My daughter, referred to as Grasshopper and Sensei in my blog, won the BlueGreen Innovation Challenge with her team of Industrial Designers from Rhode Island School of Design and Mechanical Engineer from M.I.T. They were written up by RISD!
Students Propose Real-World Design Solutions
Industrial Design students offer innovative ideas for supporting sustainability in Rhode Island and beyond.
A winning student proposal takes advantage of shellfish and seaweed naturally growing at the base of Block Island’s off-shore wind turbines.
When environmentally conscious housemates Louis Hand 22 ID and Zoe Lee 23 ID heard about the BlueGreen Innovation Challenge, they dove into an intensive research phase to come up with a viable proposal. Sponsored by SeaAhead, National Grid and the Cambridge Innovation Center, the annual student competition was established to increase the availability of clean, sustainable energy in Rhode Island, enhance sustainability of the Ocean State’s seafood system and promote a circular economy.
“We’re both Industrial Design majors concentrating in Nature-Culture-Sustainability Studies [NCSS], so we’ve been focused on environmental innovation projects all along,” says Lee. “We started reading interviews with local fishermen who noted that mussels and other shellfish were growing at the base of off-shore wind turbines and that large schools of fish were also seen feeding there.”
“We’re both Industrial Design majors concentrating in Nature-Culture-Sustainability Studies, so we’ve been focused on environmental innovation projects all along.”
Hand and Lee teamed up with fellow RISD student Caleb Callaway 24 ID and MIT engineering student Geneva Casalegno on a project called Shellfish Farming on the Block Island Wind Farm, which went on to win first prize in the competition. As the team explains in their winning video, Rhode Island’s waters support a $2.8 billion fishing industry (5% of the state’s total economy), whose future is threatened by climate change and ocean acidification. Since the Industrial Revolution, ocean pH has dropped from 8.2 to 8.1, indicating a 30% increase in acidity.

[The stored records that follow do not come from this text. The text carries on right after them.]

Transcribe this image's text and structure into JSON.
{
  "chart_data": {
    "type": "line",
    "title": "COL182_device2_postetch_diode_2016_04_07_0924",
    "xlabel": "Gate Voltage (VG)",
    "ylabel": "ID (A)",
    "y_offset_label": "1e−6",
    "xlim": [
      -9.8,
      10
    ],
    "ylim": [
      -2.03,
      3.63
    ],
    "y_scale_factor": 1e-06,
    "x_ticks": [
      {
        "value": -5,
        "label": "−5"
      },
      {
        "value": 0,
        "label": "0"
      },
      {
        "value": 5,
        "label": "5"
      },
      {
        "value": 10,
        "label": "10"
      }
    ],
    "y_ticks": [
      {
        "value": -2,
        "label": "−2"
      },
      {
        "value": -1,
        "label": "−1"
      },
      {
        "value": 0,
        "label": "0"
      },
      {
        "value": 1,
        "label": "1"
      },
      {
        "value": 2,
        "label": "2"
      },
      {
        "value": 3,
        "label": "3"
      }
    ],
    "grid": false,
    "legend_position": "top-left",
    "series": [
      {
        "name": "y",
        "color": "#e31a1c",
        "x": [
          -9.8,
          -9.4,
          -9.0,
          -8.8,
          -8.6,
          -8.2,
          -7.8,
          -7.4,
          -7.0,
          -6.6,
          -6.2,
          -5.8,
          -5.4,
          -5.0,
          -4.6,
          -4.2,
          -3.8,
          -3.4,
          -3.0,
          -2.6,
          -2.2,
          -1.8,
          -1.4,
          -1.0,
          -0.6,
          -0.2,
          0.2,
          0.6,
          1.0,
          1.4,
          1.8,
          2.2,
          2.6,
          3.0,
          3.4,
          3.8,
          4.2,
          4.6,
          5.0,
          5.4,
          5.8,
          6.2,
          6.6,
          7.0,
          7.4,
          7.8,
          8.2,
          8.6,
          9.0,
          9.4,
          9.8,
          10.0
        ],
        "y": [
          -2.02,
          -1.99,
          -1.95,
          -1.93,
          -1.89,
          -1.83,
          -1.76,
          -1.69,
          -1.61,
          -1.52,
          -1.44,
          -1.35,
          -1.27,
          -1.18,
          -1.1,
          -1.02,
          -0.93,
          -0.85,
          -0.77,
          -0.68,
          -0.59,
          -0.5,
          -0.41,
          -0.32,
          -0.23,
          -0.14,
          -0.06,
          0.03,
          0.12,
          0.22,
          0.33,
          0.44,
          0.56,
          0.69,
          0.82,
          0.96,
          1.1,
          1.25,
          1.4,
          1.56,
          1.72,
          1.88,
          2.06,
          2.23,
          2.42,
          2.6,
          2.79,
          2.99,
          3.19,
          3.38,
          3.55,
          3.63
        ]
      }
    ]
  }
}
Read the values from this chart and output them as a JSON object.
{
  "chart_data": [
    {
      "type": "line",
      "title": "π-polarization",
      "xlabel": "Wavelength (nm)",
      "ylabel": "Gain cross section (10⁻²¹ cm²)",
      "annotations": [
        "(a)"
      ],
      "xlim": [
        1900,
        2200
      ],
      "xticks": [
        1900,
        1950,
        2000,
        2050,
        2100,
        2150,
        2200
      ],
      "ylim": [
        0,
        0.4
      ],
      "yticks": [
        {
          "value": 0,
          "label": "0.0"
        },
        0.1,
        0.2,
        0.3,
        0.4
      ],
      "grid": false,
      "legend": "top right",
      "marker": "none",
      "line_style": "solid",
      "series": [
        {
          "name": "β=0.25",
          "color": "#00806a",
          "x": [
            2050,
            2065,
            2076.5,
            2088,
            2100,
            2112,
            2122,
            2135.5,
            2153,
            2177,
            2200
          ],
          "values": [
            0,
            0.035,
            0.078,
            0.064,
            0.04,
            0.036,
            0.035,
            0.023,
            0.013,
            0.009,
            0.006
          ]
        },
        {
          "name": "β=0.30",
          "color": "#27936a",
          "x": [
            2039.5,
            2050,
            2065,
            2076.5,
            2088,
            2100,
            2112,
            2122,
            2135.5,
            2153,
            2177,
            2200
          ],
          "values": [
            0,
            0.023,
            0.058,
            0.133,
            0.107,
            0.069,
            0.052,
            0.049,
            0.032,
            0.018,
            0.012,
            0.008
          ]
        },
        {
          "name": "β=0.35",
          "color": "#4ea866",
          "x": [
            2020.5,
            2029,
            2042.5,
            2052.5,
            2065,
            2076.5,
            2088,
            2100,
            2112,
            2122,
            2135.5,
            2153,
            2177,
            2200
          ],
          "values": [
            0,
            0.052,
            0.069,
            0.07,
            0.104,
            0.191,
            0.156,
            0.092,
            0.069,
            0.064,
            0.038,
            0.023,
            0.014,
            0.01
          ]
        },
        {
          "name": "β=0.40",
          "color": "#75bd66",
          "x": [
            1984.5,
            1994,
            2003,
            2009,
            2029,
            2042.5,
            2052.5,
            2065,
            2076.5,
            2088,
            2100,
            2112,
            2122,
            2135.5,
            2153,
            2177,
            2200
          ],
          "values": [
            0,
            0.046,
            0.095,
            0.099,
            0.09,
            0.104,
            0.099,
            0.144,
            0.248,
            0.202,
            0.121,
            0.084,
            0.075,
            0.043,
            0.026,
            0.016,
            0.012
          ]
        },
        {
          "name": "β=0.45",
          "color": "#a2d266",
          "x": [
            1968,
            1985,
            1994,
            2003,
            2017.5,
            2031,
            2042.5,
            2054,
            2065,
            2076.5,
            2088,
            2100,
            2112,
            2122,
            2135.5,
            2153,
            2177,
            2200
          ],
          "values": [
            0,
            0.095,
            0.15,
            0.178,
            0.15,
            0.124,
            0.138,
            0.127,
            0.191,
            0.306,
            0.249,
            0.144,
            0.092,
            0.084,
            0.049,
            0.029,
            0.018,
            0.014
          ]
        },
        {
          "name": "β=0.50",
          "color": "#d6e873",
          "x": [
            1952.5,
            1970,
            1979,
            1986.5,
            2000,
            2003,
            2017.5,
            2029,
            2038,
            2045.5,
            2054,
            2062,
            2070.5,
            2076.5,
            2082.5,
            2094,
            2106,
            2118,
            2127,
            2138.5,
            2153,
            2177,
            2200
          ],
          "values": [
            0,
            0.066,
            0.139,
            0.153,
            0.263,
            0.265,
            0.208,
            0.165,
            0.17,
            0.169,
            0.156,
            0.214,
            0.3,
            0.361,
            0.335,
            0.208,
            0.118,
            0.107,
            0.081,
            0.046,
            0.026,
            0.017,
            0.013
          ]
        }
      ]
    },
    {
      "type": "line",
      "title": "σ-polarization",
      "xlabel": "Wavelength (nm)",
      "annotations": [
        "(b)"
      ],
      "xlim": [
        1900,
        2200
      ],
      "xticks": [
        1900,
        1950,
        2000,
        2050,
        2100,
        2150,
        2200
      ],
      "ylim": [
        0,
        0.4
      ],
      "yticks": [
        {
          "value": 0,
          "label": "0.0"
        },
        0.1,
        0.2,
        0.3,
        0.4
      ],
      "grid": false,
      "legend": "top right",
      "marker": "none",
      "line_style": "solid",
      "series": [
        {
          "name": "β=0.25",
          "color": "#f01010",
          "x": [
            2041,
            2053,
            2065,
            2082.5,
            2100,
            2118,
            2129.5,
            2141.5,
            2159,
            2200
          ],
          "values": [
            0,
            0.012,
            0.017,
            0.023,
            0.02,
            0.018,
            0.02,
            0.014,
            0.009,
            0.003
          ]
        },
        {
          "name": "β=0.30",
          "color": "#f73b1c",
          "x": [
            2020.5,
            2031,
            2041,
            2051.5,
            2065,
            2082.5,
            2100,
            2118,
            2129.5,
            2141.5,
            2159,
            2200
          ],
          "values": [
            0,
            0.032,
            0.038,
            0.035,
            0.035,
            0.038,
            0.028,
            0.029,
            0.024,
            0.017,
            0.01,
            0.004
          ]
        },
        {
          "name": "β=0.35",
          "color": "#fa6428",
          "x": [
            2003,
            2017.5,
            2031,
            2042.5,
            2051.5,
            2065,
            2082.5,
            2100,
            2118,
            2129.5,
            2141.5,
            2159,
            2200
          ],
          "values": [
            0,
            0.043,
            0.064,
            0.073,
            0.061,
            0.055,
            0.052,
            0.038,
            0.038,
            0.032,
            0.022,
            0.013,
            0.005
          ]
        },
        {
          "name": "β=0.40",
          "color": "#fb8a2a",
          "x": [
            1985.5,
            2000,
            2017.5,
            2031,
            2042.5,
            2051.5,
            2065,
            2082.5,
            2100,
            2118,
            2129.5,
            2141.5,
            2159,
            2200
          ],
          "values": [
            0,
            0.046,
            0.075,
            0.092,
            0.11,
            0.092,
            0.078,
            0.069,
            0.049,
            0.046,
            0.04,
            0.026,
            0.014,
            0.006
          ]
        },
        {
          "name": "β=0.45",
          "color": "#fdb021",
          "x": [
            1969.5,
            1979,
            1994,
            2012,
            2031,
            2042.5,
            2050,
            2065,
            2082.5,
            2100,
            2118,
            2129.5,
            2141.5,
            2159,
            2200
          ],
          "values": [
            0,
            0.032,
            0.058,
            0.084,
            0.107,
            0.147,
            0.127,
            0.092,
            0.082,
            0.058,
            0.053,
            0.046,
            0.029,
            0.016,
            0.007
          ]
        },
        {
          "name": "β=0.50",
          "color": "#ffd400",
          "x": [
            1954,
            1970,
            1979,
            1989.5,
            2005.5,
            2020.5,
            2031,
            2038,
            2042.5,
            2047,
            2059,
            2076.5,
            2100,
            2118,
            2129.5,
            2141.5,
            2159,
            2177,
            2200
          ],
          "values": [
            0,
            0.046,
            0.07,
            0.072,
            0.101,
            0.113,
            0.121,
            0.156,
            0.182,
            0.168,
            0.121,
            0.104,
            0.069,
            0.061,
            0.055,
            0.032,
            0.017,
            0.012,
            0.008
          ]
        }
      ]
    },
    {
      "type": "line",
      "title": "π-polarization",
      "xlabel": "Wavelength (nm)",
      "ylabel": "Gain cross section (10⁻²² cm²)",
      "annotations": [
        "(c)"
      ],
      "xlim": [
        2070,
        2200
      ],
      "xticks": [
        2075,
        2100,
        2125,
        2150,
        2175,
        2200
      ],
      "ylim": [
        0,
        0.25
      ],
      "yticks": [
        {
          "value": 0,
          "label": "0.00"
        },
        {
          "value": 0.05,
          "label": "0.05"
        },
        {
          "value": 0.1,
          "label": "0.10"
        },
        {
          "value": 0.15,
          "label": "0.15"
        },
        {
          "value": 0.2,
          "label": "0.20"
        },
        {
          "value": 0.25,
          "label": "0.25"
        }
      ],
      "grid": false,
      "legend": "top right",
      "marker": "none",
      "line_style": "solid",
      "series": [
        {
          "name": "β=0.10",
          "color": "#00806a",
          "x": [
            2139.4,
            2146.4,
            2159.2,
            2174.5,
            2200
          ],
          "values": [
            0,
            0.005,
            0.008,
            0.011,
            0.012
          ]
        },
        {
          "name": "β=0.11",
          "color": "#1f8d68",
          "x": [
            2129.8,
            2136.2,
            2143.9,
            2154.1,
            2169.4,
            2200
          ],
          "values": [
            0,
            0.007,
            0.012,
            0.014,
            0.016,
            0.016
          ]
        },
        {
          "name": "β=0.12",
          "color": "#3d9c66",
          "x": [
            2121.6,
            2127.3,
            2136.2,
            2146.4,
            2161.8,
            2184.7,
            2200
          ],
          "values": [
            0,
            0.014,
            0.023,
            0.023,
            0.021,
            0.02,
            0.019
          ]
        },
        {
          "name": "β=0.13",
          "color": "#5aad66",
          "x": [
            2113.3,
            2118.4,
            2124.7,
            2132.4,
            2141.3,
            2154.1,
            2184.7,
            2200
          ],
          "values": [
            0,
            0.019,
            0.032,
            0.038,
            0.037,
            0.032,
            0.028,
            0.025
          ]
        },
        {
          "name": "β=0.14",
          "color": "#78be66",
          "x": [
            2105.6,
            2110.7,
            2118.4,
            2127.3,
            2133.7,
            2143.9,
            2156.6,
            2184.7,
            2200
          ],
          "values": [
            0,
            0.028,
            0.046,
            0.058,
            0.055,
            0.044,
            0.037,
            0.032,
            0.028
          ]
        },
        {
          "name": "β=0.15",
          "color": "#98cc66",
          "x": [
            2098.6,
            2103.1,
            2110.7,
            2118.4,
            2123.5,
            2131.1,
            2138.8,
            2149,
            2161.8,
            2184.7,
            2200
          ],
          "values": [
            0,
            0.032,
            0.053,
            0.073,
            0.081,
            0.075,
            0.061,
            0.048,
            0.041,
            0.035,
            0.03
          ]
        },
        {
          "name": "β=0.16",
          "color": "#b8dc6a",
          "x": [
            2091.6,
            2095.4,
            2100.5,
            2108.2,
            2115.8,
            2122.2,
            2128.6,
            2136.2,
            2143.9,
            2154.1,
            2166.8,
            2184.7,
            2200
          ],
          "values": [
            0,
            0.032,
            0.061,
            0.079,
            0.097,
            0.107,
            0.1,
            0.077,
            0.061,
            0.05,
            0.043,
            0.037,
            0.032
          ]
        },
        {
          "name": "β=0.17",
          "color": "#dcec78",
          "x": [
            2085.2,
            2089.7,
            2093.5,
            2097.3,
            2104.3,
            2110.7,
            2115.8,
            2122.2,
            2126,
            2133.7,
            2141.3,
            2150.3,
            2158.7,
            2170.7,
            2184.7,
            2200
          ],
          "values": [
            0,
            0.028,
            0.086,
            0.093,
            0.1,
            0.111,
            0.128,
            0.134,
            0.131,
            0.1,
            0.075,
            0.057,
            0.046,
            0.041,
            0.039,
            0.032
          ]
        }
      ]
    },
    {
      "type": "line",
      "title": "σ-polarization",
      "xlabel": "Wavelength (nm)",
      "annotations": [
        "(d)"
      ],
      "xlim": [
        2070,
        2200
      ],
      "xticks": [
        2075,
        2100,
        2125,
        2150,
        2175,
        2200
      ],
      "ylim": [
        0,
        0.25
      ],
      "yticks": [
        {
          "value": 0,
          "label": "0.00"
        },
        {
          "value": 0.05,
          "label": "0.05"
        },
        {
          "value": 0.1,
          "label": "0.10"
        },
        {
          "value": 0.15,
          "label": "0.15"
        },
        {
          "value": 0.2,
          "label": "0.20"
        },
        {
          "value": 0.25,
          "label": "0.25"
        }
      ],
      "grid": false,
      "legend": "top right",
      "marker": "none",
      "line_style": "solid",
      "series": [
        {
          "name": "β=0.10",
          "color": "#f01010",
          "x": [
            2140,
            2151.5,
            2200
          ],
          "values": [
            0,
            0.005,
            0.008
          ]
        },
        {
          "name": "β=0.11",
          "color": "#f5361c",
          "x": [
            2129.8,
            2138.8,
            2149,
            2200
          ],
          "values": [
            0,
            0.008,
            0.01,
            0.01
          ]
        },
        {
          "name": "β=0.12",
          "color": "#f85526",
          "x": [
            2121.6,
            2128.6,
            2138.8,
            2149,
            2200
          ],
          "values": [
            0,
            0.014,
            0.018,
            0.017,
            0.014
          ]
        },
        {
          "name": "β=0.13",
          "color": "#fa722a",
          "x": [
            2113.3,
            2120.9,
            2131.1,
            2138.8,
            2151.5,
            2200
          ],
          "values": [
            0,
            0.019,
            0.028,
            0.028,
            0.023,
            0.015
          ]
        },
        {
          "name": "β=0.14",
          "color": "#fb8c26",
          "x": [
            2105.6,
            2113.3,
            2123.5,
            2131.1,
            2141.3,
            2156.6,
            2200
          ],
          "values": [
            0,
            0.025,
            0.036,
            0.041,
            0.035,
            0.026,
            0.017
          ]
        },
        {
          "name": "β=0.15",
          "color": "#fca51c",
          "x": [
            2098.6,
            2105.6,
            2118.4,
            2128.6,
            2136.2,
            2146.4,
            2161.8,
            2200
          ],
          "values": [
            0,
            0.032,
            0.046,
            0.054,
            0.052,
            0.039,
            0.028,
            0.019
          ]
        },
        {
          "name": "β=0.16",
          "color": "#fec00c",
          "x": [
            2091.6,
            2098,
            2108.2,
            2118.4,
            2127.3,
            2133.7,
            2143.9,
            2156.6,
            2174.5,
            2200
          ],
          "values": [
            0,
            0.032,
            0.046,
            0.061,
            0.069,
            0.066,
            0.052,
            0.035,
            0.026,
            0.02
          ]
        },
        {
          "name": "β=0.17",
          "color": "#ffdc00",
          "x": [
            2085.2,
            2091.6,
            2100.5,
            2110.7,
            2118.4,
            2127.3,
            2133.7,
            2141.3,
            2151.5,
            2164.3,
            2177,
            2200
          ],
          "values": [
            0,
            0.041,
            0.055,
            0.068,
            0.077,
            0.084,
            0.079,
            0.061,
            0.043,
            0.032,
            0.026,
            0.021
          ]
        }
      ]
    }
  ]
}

“But the cooler off-shore waters surrounding wind turbines are cleaner and less acidic, which allows for more oxygen flow,” Hand explains. The team proposed a site-specific system for farming seaweed and shellfish, which grow symbiotically. “The technology was developed in Europe to some extent, but only as a proof of concept,” Lee adds, “not for large-scale application. It seemed like a nice gap in the market and very beneficial for the local community.”
“The cooler off-shore waters surrounding wind turbines are cleaner and less acidic, which allows for more oxygen flow.”
This fall the BlueGreen team will move forward with their shellfish farming research as a Collaborative Study Project (CSP) mentored by zoologist and RISD faculty member Lucy Spelman. “I took a Wintersession class with Lucy called Communicating Science [co-taught by Illustration Professor Susan Doyle 81 IL/MFA 98 PT/PR], and she has been a wonderful mentor ever since,” says Hand. “The NCSS concentration is also a big influence on the work we bring into ID, and conversations about sustainability are growing across campus.”
In addition to their $10,000 prize, the students gained valuable feedback from industry experts. “The competition gave us a comprehensive view of what the blue sector looks like,” says Lee, adding that RISD’s ID department exposes students to multiple design competitions each year, providing outside-the-studio opportunities to come up with innovative solutions.